R: Variable selection using the "importance spectrum"
varSelImpSpecRF
R Documentation
Variable selection using the "importance spectrum"
Description
Perform variable selection based on a simple heuristic using the
importance spectrum of the
original data compared to the importance spectra from the same data
with the class labels randomly permuted.
A previously fitted random forest (see randomForest).
xdata
A data frame or matrix, with subjects/cases in rows and
variables in columns. NAs not allowed.
Class
The dependent variable; must be a factor.
randomImps
A list with a structure such as the object
return by randomVarImpsRF
.
threshold
The threshold for the selection of variables.
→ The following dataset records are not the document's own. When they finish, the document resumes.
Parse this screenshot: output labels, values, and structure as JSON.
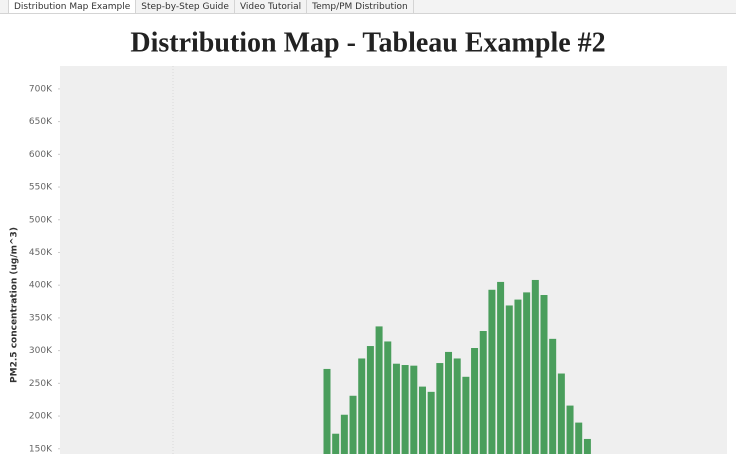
{
  "tabs": [
    "Distribution Map Example",
    "Step-by-Step Guide",
    "Video Tutorial",
    "Temp/PM Distribution"
  ],
  "chart_data": {
    "type": "bar",
    "title": "Distribution Map - Tableau Example #2",
    "y_label": "PM2.5 concentration (ug/m^3)",
    "categories": [
      null,
      null,
      null,
      null,
      null,
      null,
      null,
      null,
      null,
      null,
      null,
      null,
      null,
      null,
      null,
      null,
      null,
      null,
      null,
      null,
      null,
      null,
      null,
      null,
      null,
      null,
      null,
      null,
      null,
      null,
      null
    ],
    "values": [
      272000,
      173000,
      202000,
      231000,
      288000,
      307000,
      337000,
      314000,
      280000,
      278000,
      277000,
      245000,
      237000,
      281000,
      298000,
      288000,
      260000,
      304000,
      330000,
      393000,
      405000,
      369000,
      378000,
      389000,
      408000,
      385000,
      318000,
      265000,
      216000,
      190000,
      165000
    ],
    "color": "#4a9e5c",
    "ylim": [
      142000,
      735000
    ],
    "yticks": [
      {
        "value": 150000,
        "label": "150K"
      },
      {
        "value": 200000,
        "label": "200K"
      },
      {
        "value": 250000,
        "label": "250K"
      },
      {
        "value": 300000,
        "label": "300K"
      },
      {
        "value": 350000,
        "label": "350K"
      },
      {
        "value": 400000,
        "label": "400K"
      },
      {
        "value": 450000,
        "label": "450K"
      },
      {
        "value": 500000,
        "label": "500K"
      },
      {
        "value": 550000,
        "label": "550K"
      },
      {
        "value": 600000,
        "label": "600K"
      },
      {
        "value": 650000,
        "label": "650K"
      },
      {
        "value": 700000,
        "label": "700K"
      }
    ],
    "grid": false
  }
}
See details.
numrandom
The number of random permutations of the class labels.
whichImp
One of impsUnscaled,
impsScaled, impsGini, that correspond, respectively, to
the (unscaled) mean decrease in accuracy, the scaled mean decrease
in accuracy, and the Gini index. See below and
randomForest,
importance and the references for further explanations of the
measures of variable importance.
usingCluster
If TRUE use a cluster to parallelize the calculations.
TheCluster
The name of the cluster, if one is used.
...
Not used.
Details
You can either pass as arguments a valid object for randomImps,
obtained from a previous call to randomVarImpsRF OR
you can pass a covariate data frame and a dependent variable, and
these will be used to obtain the random importances. The former is
preferred for normal use, because this function will not returned the
computed random variable importances, and this computation can be
lengthy. If you pass both randomImps, xdata, and Class,
randomImps will be used.
To select variables, start by ordering from largest (i=1) to smallest
(i = p, where p is the number of
variables), the variable importances from the original data and from
each of the data sets with permuted class labels. (So the ordering is
done in each data set independently). Compute
q_i, the 1 - threshold quantile of
the ordered variable importances from the permuted data at ordered
postion i. Then,
starting from i = 1, let i_a be the first i for which
the variable importance from the original data is smaller than
q_i. Select all variables from i=1 to i = i_a - 1.
Value
A vector with the names of the selected variables, ordered by
decreasing importance.
Note
The name
of this function is related to the idea of "importance spectrum plot",
which is the term that Friedman & Meulman, 2005 use in their paper.